Achieving Open Access ambitions
The primary question in this regard is whether Plan S will help bring us closer to realising our Open Access ambitions as a result of publishers making sure that they meet the criteria associated with the routes laid out in the Plan, or meet them more quickly. We believe that the answer is yes. Another question concerns the scope of Plan S: is a critical mass of international partners needed in order to achieve the desired disruptive effect on a global scale and ensure that the Netherlands is not alone? To accomplish this goal, cOAlition S will have to further expand its membership both within Europe and beyond.

Areas for attention in Plan S
In addition to supporting the objectives of Plan S, the VSNU also recognises the concerns among scientists in particular. Before Plan S can make the desired contribution to our Open Access ambitions, these concerns must be properly addressed:

  • Enough time must be allowed for the transition: for instance, an additional round of transformative deals based on the scheduled evaluation in 2023.
  • The quality of the scientific publications is crucial. It must be clear to researchers which journals are reliable, while other initiatives such as platforms and repositories must have a clear and transparent review process. 
  • The independence of science continues to be guaranteed.
  • Publishing is and will remain affordable for all, and costs will be transparent.
  • Scientists have sufficient options for publishing their articles.
  • There is adequate consideration for the position of young or ‘early career’ researchers in particular.
  • Open Science and Open Access are given attention within the system of scholarly recognition and remuneration. This area will require commitment from scientists, but especially from managers and administrators. 

The aforementioned areas for attention underscore the importance of the discussion that NWO has invited us to hold during the consultation meeting on 31 January. 

Launch of pilot project ‘You share, we take care’
Since 2014, the VSNU has actively and successfully promoted the transition to Open Access by negotiating with publishers. We reported a 50% Open Access rate for our institutions’ scientific publications in 2017, although it should be noted that not everything was immediately available as open access.
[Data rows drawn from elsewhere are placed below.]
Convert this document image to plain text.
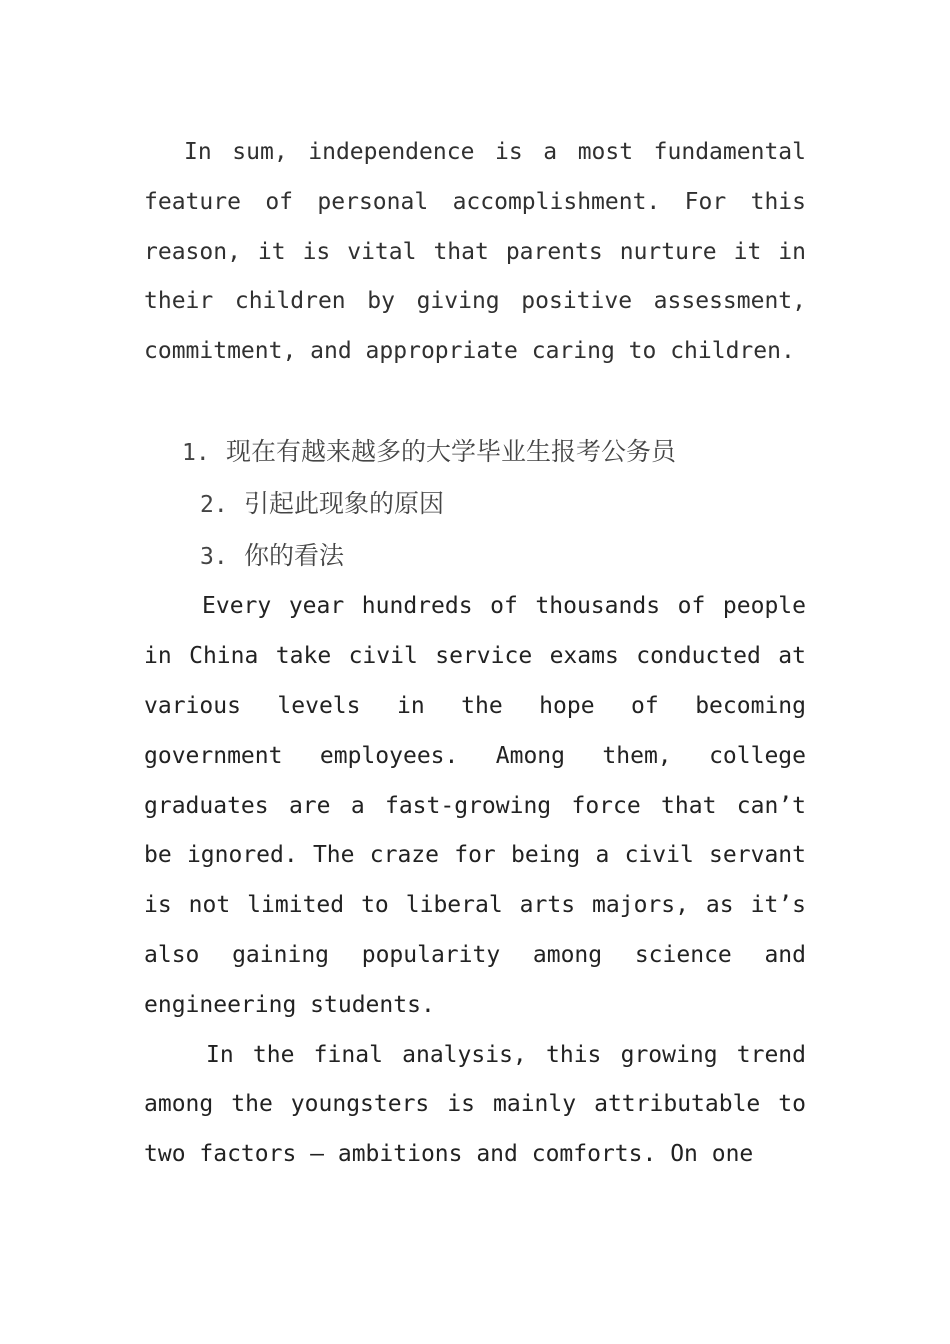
In sum, independence is a most fundamental feature of personal accomplishment. For this reason, it is vital that parents nurture it in their children by giving positive assessment, commitment, and appropriate caring to children.

1. 现在有越来越多的大学毕业生报考公务员
2. 引起此现象的原因
3. 你的看法

Every year hundreds of thousands of people in China take civil service exams conducted at various levels in the hope of becoming government employees. Among them, college graduates are a fast-growing force that can’t be ignored. The craze for being a civil servant is not limited to liberal arts majors, as it’s also gaining popularity among science and engineering students.

In the final analysis, this growing trend among the youngsters is mainly attributable to two factors – ambitions and comforts. On one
Our transformative contracts with the large publishers are successful because we have now used the available money that we previously spent on licences (subscriptions) to make our own publications open access and have retained reader access for those items which are still behind paywalls. Unfortunately, this ‘closed’ portion is not getting much smaller, so we must continue our efforts to make the journals in which we publish completely Open Access. To this end, VSNU will also launch the pilot project ‘You share, we take care’ on 31 January to inform our researchers of their right to share their publications via our institutions’ repositories within six months. After all, this option is available under the Taverne amendment to the Copyright Act. 

Better quality indicators
In the Netherlands, only around 20% of the annual scientific publications are funded wholly or partly by NWO/ZonMw. The VSNU has already signed DORA (the San Francisco Declaration on Research Assessment) and NWO will soon follow suit. As a result, we will examine how we can create better quality indicators than those currently in place – such as the ‘journal impact’ factors and the h-index – and give positive attention to researchers who aptly put Open Science into practice. In this regard, we are also interested to know what measures NWO and the partners of cOAlition S are planning to take in order to reduce the emphasis placed on the reputation of journals in their internal assessment procedures. If implemented correctly, Plan S can help to promote our shared Open Access ambitions further. The universities and the VSNU will continue their efforts towards this cause in order to improve science and ensure that research is made openly available to all – permanently and affordably.

This text was pronounced by Prof.dr. Anton Pijpers on behalf of the VSNU at the consultation meeting on the implementation of Plan S.